API keys (Anthropic, OpenAI) live in IntelliJ's PasswordSafe, never in codeAtlas.xml. Non-secret settings (provider choice, model id, Ollama endpoint, includeTestSources, cacheDirOverride) are in SerializablePersistentStateComponent. When adding a new credential, mirror the getApiKey/setApiKey pattern in CodeAtlasSettingsService.

Threading contract

  • PSI/VFS reads → wrap in ReadAction.run / ReadAction.compute (see IndexBuilder.collectSourceFiles and KoogAnswerGenerator.resolveSources).
  • Long indexing → Task.Backgroundable + ProgressIndicator, driven by requestFullIndex().
  • UI updates from background coroutines → SwingUtilities.invokeLater.
  • Each tool window owns a SupervisorJob scope cancelled on dispose. Search and Ask jobs cancel the previous in-flight job before starting — never queue stale work.

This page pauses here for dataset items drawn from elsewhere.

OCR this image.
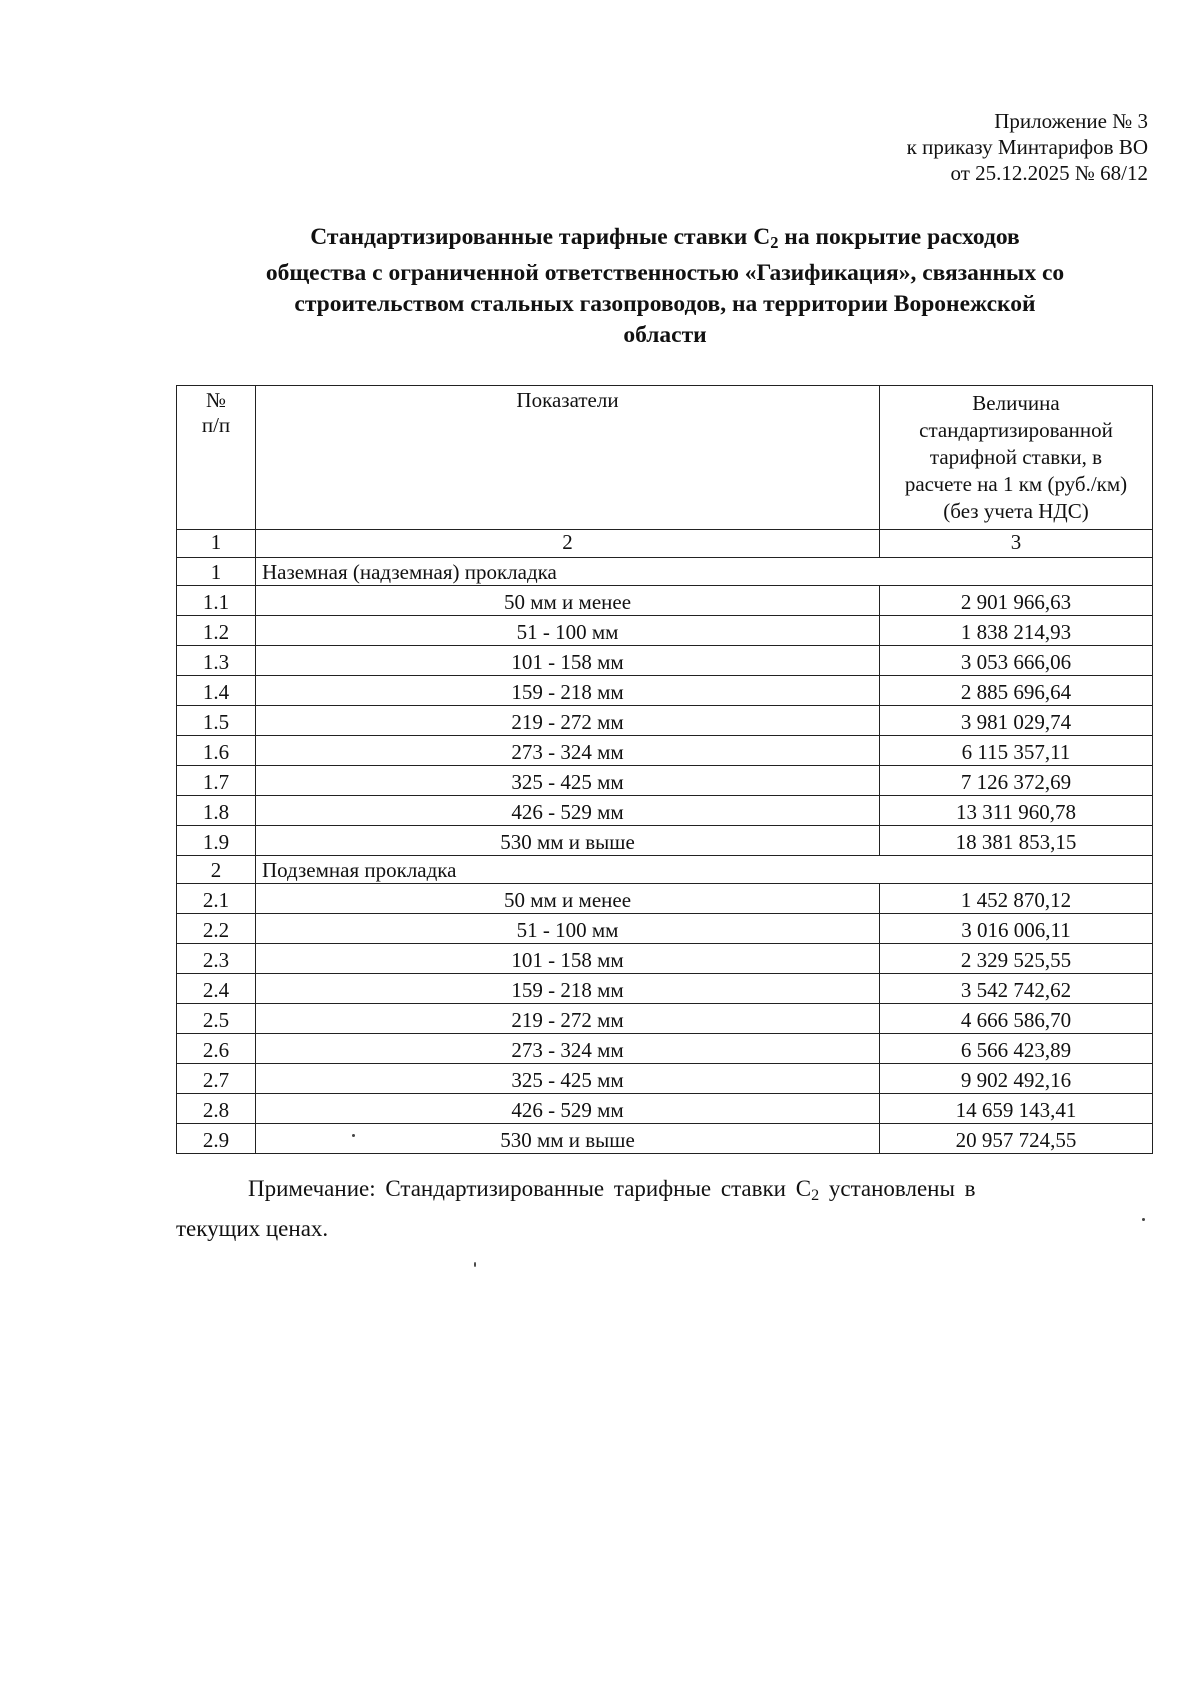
Приложение № 3
к приказу Минтарифов ВО
от 25.12.2025 № 68/12
Стандартизированные тарифные ставки С2 на покрытие расходов
общества с ограниченной ответственностью «Газификация», связанных со
строительством стальных газопроводов, на территории Воронежской
области
№
п/п	Показатели	Величина
стандартизированной
тарифной ставки, в
расчете на 1 км (руб./км)
(без учета НДС)

1	2	3
1	Наземная (надземная) прокладка	
1.1	50 мм и менее	2 901 966,63
1.2	51 - 100 мм	1 838 214,93
1.3	101 - 158 мм	3 053 666,06
1.4	159 - 218 мм	2 885 696,64
1.5	219 - 272 мм	3 981 029,74
1.6	273 - 324 мм	6 115 357,11
1.7	325 - 425 мм	7 126 372,69
1.8	426 - 529 мм	13 311 960,78
1.9	530 мм и выше	18 381 853,15
2	Подземная прокладка	
2.1	50 мм и менее	1 452 870,12
2.2	51 - 100 мм	3 016 006,11
2.3	101 - 158 мм	2 329 525,55
2.4	159 - 218 мм	3 542 742,62
2.5	219 - 272 мм	4 666 586,70
2.6	273 - 324 мм	6 566 423,89
2.7	325 - 425 мм	9 902 492,16
2.8	426 - 529 мм	14 659 143,41
2.9	530 мм и выше	20 957 724,55
Примечание: Стандартизированные тарифные ставки С2 установлены в
текущих ценах.
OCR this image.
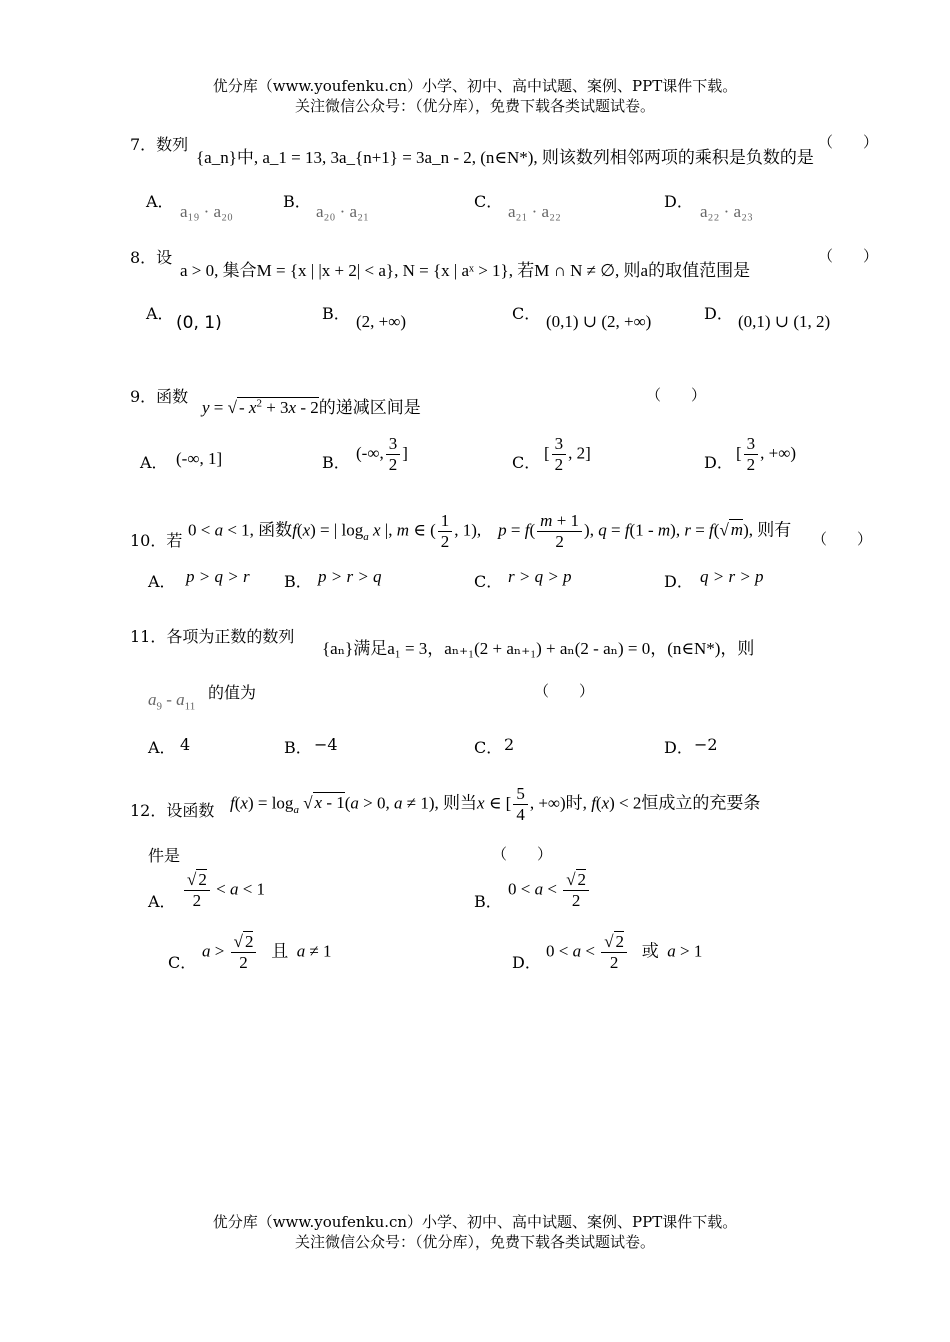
优分库（www.youfenku.cn）小学、初中、高中试题、案例、PPT课件下载。
关注微信公众号：（优分库），免费下载各类试题试卷。
7．数列
{a_n}中, a_1 = 13, 3a_{n+1} = 3a_n - 2, (n∈N*), 则该数列相邻两项的乘积是负数的是
（　　）
A．
a₁₉ · a₂₀
B．
a₂₀ · a₂₁
C．
a₂₁ · a₂₂
D．
a₂₂ · a₂₃
8．设
a > 0, 集合M = {x | |x + 2| < a}, N = {x | aˣ > 1}, 若M ∩ N ≠ ∅, 则a的取值范围是
（　　）
A． (0, 1)	B． (2, +∞)	C． (0,1) ∪ (2, +∞)	D． (0,1) ∪ (1, 2)
9．函数
y = √ - $x^2 + 3x - 2$的递减区间是
（　　）
A． (-∞, 1]	B．
(-∞, $\frac{3}{2}$ ]
C．
[ $\frac{3}{2}$ , 2]
D．
[ $\frac{3}{2}$ , +∞)
10．若
0 < a < 1, 函数f(x) = | $\log_a x$ |, m ∈ ( $\frac{1}{2}$ , 1),    $p = f( \frac{m + 1}{2}$ ), q = f(1 - m), r = f(√ m), 则有 （　　）
A． p > q > r B． p > r > q	C． r > q > p	D． q > r > p
11．各项为正数的数列
{aₙ}满足a₁ = 3，aₙ₊₁(2 + aₙ₊₁) + aₙ(2 - aₙ) = 0，(n∈N*)，则
$a_9 - a_{11}$
的值为	（　　）
A． 4	B． −4	C． 2	D． −2
12．设函数 $f(x) = \log_a$ √ x - 1(a > 0, a ≠ 1), 则当x ∈ [ $\frac{5}{4}$ , +∞)时, f(x) < 2恒成立的充要条
件是	（　　）
A． $\frac{√ 2}{2} < a < 1$
B．
$0 < a < \frac{√ 2}{2}$
C．
$a > \frac{√ 2}{2}$ 且  a ≠ 1
D．
$0 < a < \frac{√ 2}{2}$ 或  a > 1
优分库（www.youfenku.cn）小学、初中、高中试题、案例、PPT课件下载。
关注微信公众号：（优分库），免费下载各类试题试卷。
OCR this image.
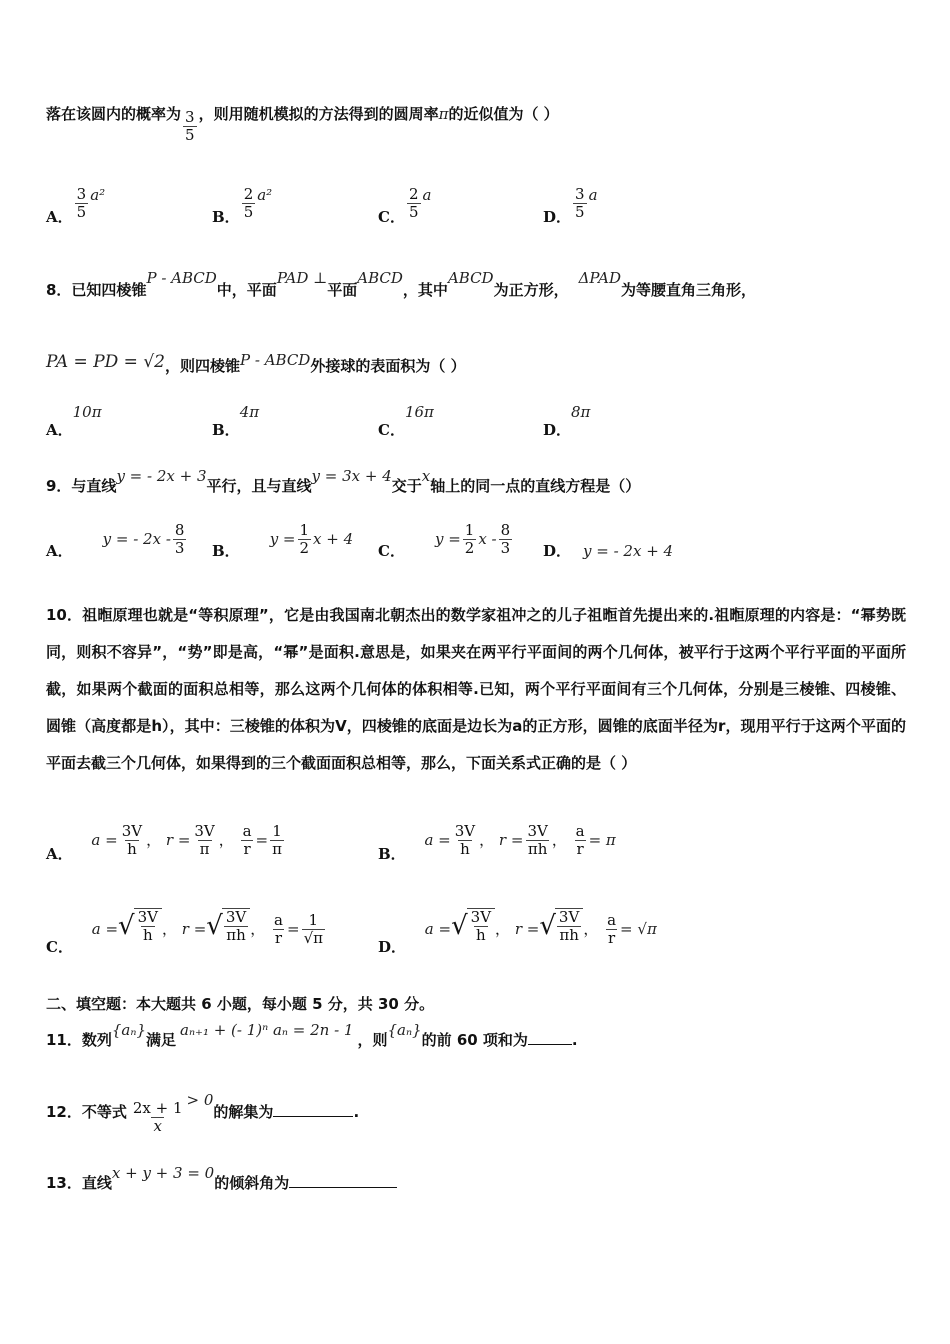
落在该圆内的概率为 $\frac{3}{5}$ ，则用随机模拟的方法得到的圆周率π的近似值为（ ）
A． $\frac{3}{5} a^2$
B． $\frac{2}{5} a^2$
C． $\frac{2}{5}$ a
D． $\frac{3}{5}$ a
8．已知四棱锥P - ABCD中，平面PAD ⊥平面ABCD，其中ABCD为正方形，ΔPAD为等腰直角三角形，
PA = PD = √2，则四棱锥P - ABCD外接球的表面积为（ ）
A．10π
B．4π
C．16π
D．8π
9．与直线y = - 2x + 3平行，且与直线y = 3x + 4交于x轴上的同一点的直线方程是（）
A．y = - $2x - \frac{8}{3}$ B．$y = \frac{1}{2}$ x + 4
C．$y = \frac{1}{2}$ x - $\frac{8}{3}$ D． y = - 2x + 4
10．祖暅原理也就是“等积原理”，它是由我国南北朝杰出的数学家祖冲之的儿子祖暅首先提出来的.祖暅原理的内容是：“幂势既同，则积不容异”，“势”即是高，“幂”是面积.意思是，如果夹在两平行平面间的两个几何体，被平行于这两个平行平面的平面所截，如果两个截面的面积总相等，那么这两个几何体的体积相等.已知，两个平行平面间有三个几何体，分别是三棱锥、四棱锥、圆锥（高度都是h），其中：三棱锥的体积为V，四棱锥的底面是边长为a的正方形，圆锥的底面半径为r，现用平行于这两个平面的平面去截三个几何体，如果得到的三个截面面积总相等，那么，下面关系式正确的是（ ）
A． $a = \frac{3V}{h}$ ， $r = \frac{3V}{\pi}$ ， $\frac{a}{r} = \frac{1}{\pi}$	B． $a = \frac{3V}{h}$ ， $r = \frac{3V}{\pi h}$ ， $\frac{a}{r} = \pi$
C． a = √ $\frac{3V}{h}$ ， r = √ $\frac{3V}{\pi h}$ ， $\frac{a}{r} = \frac{1}{√\pi}$	D． a = √ $\frac{3V}{h}$ ， r = √ $\frac{3V}{\pi h}$ ， $\frac{a}{r} = √\pi$
二、填空题：本大题共 6 小题，每小题 5 分，共 30 分。
11．数列{aₙ}满足aₙ₊₁ + (- 1)ⁿ aₙ = 2n - 1，则{aₙ}的前 60 项和为	.
12．不等式 $\frac{2x + 1}{x} > 0$的解集为	.
13．直线x + y + 3 = 0的倾斜角为
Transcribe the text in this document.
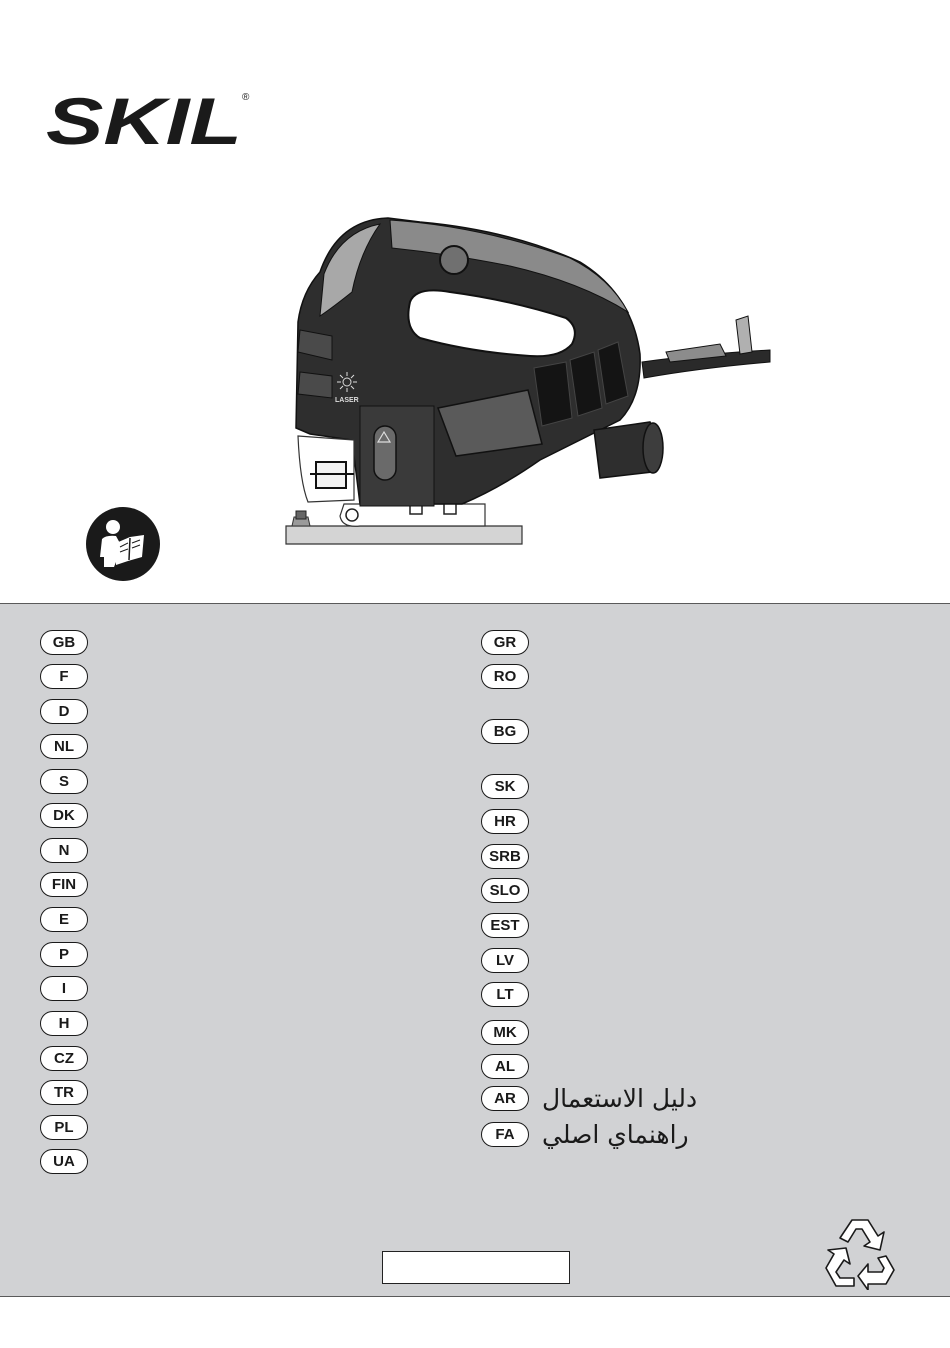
SKIL ®
LASER
GB
F
D
NL
S
DK
N
FIN
E
P
I
H
CZ
TR
PL
UA
GR
RO
BG
SK
HR
SRB
SLO
EST
LV
LT
MK
AL
AR
FA
دليل الاستعمال
راهنماي اصلي
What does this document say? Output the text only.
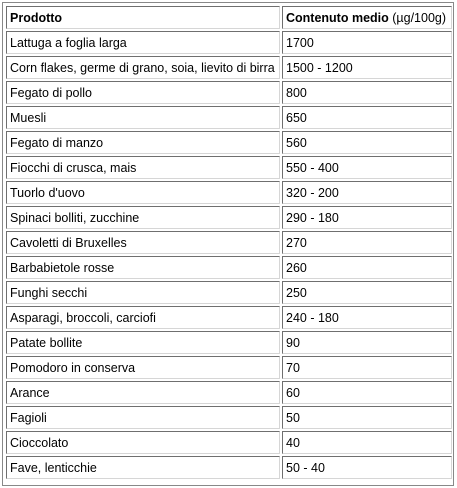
Prodotto	Contenuto medio (µg/100g)
Lattuga a foglia larga	1700
Corn flakes, germe di grano, soia, lievito di birra	1500 - 1200
Fegato di pollo	800
Muesli	650
Fegato di manzo	560
Fiocchi di crusca, mais	550 - 400
Tuorlo d'uovo	320 - 200
Spinaci bolliti, zucchine	290 - 180
Cavoletti di Bruxelles	270
Barbabietole rosse	260
Funghi secchi	250
Asparagi, broccoli, carciofi	240 - 180
Patate bollite	90
Pomodoro in conserva	70
Arance	60
Fagioli	50
Cioccolato	40
Fave, lenticchie	50 - 40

Files where the architecture is enforced

  • index/CodeAtlasIndexService.kt — ownership of state, lock discipline, message-bus publishing.
  • index/IndexBuilder.ktProjectFileIndex.iterateContent walk, batch embedding (size 16), ReadAction boundaries.
  • index/PersistentCache.kt — binary cache format; bump SCHEMA_VERSION if CodeChunk shape changes.
  • language/LanguageAdapters.kt — registry; new language = add one entry here plus a LanguageAdapter impl.
  • search/Retriever.kt + search/ScoringSignals.kt — the candidate pool sizing and weight constants.
  • rag/KoogAnswerGenerator.kt — stream contract, error redaction, LLMClient lifetime.
  • settings/CodeAtlasSettingsService.kt — split between XML state and PasswordSafe.

When in doubt

  • Editing PSI/index code — re-read index/CodeAtlasIndexService.kt for the lock+publish discipline; don't touch chunks/vectors outside synchronized(lock).
  • Adding a setting — add it to SettingsState, expose a typed var getter/setter on the service, and surface it in CodeAtlasSettingsConfigurable. Use PasswordSafe if it's a secret.
  • Adding a new embedding model — bump modelId (cache will invalidate). If output dim changes, also rebuild every cache by changing SCHEMA_VERSION.
  • Adding a new language — implement LanguageAdapter, register in LanguageAdapters.kt, add a fixture test under language/ modeled on KotlinLanguageAdapterTest.kt.